The midwife told me to start counting Frosty’s kicks at around 28 weeks, so I am not doing it right now, although sometimes I feel like I should, just in case! Luckily our day/night patterns synced again, so Frosty wakes me up at nights only when my bladder is too full, as they probably appreciate having more room in there 🙂
I am learning Frosty’s favourite times to kick, and what they like/don’t like: they usually kick harder after meal time, and they don’t like when I sit down for more than 25/40 minutes. After that time, they start kicking and moving around, and won’t stop until I stand up. Lying positions are okay as long as I don’t stay still for too much: Frosty likes when I’m active!
Their kicks have been so strong and frequent lately that I could literally see my belly moving! Franz gets fascinated and amused every time he sees that.
My favourite time of the day is exactly after dinner now, at around 21:30, when Frosty starts kicking at their best. It’s wonderful how Franz and I can enjoy this moment and sort of bond with our little tornado. They react when putting our hands on the bump – it’s magical. I will treasure forever these peaceful and serene moments with Franz and the unborn Frosty.
The cord blood donation injustice
I am not going to lie: whether it may seem silly or not (blame hormones) the following event made me desperately cry for several days. Only my sister was able to calm my soul, albeit partially.
I found out that NHS won’t be able to collect my baby’s cord blood because they don’t have sufficient funding to collect blood elsewhere else than FIVE hospitals: https://www.nhsbt.nhs.uk/cord-blood-bank/donate/register-to-donate/
Since Reading hospital isn’t listed, many people will miss a hopeful chance to have their lives saved by a simple, risk-free donation.

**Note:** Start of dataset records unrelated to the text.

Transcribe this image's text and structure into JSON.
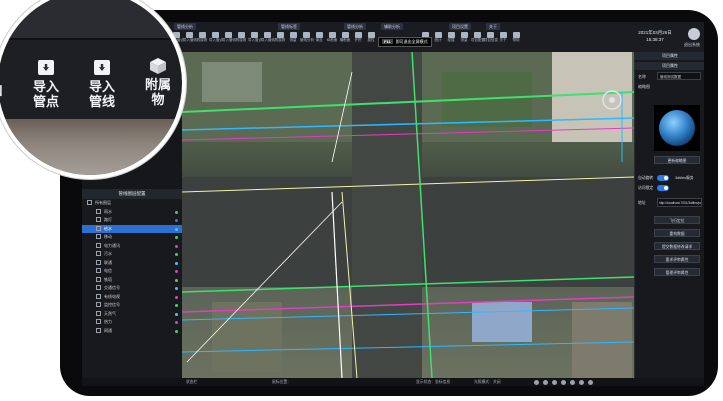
{
  "toolbar": {
    "groups": [
      "管线分析",
      "管线标签",
      "管线分析",
      "辅助分析",
      "项目设置",
      "关于"
    ],
    "tools": [
      "导入管点",
      "导入管线",
      "附属物",
      "导入管点",
      "导入管线",
      "附属物",
      "导入管点",
      "导入管线",
      "附属物",
      "测量",
      "管线分析",
      "淹没",
      "纵断面",
      "横断面",
      "开挖",
      "属性",
      "分析",
      "统计",
      "碰撞",
      "测量",
      "项目配置",
      "项目信息",
      "关于",
      "帮助"
    ],
    "fullscreen_key": "F11",
    "fullscreen_label": "即可退出全屏模式",
    "date": "2021年03月26日",
    "time": "15:38:37",
    "user": "退出系统"
  },
  "magnifier": {
    "tools": [
      "导入管点",
      "导入管线",
      "附属物"
    ],
    "left_fragment": "加"
  },
  "left_panel": {
    "title": "管线图层配置",
    "items": [
      {
        "label": "所有图层",
        "color": ""
      },
      {
        "label": "雨水",
        "color": "#3fd36b"
      },
      {
        "label": "路灯",
        "color": "#2f7be6"
      },
      {
        "label": "给水",
        "color": "#3fc6ff"
      },
      {
        "label": "移动",
        "color": "#3fd36b"
      },
      {
        "label": "电力通讯",
        "color": "#e03fbf"
      },
      {
        "label": "污水",
        "color": "#3fd36b"
      },
      {
        "label": "联通",
        "color": "#3fc6ff"
      },
      {
        "label": "电信",
        "color": "#e03fbf"
      },
      {
        "label": "铁塔",
        "color": "#3fd36b"
      },
      {
        "label": "交通信号",
        "color": "#3fc6ff"
      },
      {
        "label": "有线电视",
        "color": "#e03fbf"
      },
      {
        "label": "监控信号",
        "color": "#3fd36b"
      },
      {
        "label": "天然气",
        "color": "#3fc6ff"
      },
      {
        "label": "热力",
        "color": "#e03fbf"
      },
      {
        "label": "网通",
        "color": "#3fd36b"
      }
    ],
    "selected_index": 3
  },
  "right_panel": {
    "header1": "项目属性",
    "header2": "项目属性",
    "name_label": "名称",
    "name_value": "管线测试数据",
    "thumb_label": "缩略图",
    "change_thumb_button": "更新缩略图",
    "toggle1_label": "自动旋转",
    "toggle2_label": "访问限定",
    "sdk_label": "3dtiles服务",
    "url_label": "地址",
    "url_value": "http://localhost:7001/3dtiles/pdx1",
    "buttons": [
      "飞行定位",
      "重构数据",
      "提交数据修改请求",
      "要求评审属性",
      "管理评审属性"
    ]
  },
  "statusbar": {
    "left": "状态栏",
    "coords": "鼠标位置：",
    "display": "显示状态：坐标信息",
    "mode": "光照模式：关闭"
  }
}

This breaks my heart into a thousand pieces, and make me also angry.
I am growing Frosty thanks to science, and the idea of not being helpful to someone else to save or change their lives eats my head and my stomach bad time. I’m really inconsolable and trying to not think about it, because if I’m sad, Frosty gets upset too.
I thought I gained a lot of weight during WordCamp Europe, but I was very wrong. Turned out the spike I could see on the scale was caused by a ridiculous amount of water retention which I eliminated after about 48 hours back at home, with my usual routine and food.

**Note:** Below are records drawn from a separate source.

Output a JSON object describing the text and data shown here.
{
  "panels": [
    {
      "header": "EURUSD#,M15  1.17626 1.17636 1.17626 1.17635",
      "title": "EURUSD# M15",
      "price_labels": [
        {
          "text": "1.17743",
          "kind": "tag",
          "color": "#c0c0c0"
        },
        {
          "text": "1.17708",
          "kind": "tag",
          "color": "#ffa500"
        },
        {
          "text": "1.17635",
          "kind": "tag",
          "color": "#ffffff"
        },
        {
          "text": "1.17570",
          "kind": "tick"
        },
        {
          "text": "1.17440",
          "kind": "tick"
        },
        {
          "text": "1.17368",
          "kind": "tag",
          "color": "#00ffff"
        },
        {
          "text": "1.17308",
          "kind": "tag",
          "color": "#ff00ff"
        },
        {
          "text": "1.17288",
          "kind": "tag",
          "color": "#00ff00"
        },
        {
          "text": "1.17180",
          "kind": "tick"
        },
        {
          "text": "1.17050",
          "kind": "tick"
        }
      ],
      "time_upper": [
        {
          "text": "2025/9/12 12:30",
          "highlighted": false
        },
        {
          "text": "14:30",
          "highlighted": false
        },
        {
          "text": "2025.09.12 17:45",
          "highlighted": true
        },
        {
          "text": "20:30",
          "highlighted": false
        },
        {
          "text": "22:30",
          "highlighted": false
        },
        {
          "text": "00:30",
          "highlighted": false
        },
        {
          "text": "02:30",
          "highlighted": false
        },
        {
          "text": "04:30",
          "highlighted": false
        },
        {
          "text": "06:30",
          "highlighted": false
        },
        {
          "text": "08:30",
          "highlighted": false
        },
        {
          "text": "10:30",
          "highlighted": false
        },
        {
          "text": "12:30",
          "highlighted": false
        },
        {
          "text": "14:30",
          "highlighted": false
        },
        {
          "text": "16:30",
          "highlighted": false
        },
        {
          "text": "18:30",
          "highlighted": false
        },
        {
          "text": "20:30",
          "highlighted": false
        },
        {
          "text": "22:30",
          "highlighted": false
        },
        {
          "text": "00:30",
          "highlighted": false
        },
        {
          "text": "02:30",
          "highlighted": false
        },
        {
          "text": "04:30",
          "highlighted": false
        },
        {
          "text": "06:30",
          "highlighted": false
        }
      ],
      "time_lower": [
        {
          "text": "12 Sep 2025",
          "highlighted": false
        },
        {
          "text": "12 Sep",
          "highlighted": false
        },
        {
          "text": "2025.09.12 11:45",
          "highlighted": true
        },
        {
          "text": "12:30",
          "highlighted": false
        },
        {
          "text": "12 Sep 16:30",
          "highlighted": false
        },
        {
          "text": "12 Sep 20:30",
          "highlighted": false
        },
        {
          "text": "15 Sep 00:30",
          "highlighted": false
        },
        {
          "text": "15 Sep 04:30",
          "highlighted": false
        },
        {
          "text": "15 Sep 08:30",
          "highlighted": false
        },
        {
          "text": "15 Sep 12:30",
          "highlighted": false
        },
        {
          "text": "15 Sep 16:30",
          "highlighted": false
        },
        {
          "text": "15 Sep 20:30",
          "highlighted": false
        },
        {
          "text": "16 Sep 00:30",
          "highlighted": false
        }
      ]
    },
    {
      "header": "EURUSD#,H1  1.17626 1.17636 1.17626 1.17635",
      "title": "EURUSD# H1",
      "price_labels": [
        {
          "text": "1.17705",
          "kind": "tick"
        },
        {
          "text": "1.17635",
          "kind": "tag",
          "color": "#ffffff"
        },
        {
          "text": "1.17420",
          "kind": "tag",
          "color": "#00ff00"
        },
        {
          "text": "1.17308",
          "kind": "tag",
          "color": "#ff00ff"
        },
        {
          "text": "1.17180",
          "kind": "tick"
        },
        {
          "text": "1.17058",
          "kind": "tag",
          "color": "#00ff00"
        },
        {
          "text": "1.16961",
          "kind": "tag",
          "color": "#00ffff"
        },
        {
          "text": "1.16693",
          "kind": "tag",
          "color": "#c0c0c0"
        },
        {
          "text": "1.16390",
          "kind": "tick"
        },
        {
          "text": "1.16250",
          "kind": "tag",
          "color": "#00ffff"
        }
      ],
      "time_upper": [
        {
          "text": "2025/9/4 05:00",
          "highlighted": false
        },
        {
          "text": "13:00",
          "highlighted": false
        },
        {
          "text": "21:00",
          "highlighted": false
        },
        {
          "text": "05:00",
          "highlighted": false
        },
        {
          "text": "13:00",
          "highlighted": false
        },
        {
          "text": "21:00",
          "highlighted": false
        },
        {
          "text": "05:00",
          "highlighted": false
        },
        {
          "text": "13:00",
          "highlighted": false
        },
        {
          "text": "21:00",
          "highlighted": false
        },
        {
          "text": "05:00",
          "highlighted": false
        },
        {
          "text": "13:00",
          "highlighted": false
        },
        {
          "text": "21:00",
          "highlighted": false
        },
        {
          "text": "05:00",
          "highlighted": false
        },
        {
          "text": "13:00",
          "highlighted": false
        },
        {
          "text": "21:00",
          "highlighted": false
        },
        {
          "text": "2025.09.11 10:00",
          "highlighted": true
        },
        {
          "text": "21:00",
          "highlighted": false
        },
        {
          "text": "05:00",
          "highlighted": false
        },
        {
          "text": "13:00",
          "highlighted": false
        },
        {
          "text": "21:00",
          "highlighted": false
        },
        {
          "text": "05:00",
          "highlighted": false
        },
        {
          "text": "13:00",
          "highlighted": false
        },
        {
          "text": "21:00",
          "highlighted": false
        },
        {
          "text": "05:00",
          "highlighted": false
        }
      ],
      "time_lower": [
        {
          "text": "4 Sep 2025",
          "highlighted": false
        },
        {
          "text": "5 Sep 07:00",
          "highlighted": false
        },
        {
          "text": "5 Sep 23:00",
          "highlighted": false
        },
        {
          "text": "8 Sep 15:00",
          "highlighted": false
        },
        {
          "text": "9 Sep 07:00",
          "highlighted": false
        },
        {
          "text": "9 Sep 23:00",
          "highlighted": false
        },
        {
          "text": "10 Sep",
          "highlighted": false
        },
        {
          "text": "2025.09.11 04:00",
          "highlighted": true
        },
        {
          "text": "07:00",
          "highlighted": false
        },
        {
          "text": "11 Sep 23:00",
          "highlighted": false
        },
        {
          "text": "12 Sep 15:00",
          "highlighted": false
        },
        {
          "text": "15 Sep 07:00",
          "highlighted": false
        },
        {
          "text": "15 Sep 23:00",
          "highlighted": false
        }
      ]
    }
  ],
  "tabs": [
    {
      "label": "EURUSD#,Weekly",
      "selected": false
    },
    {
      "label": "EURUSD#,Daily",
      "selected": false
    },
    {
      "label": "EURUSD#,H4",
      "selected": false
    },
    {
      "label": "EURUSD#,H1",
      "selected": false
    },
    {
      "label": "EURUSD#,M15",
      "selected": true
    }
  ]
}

Current weight is 47.6kg – 104.9lbs; last week was at 47.7kg – 105.1lbs! It’s only 100g less but it’s enough to raise concerns in me, despite now we can’t deny anymore the presence of a sweet little bump!
Last week I went to the GP for my first fundal height check, and while I was supposed to score a bump measurement between 22 and 25 cm, I only measured 20cm. The GP wasn’t concerned all in all, but still want to keep a closer eye on it.
While I have to consider that I’m a very tiny person and I’ve always been a slim, muscular kind of body type, I’m still worried that this lower weight could harm Frosty. I don’t want to give birth to them prematurely, or giving them a hard start of life because of their low weight at birth. I swear to you all that I’m far from not eating.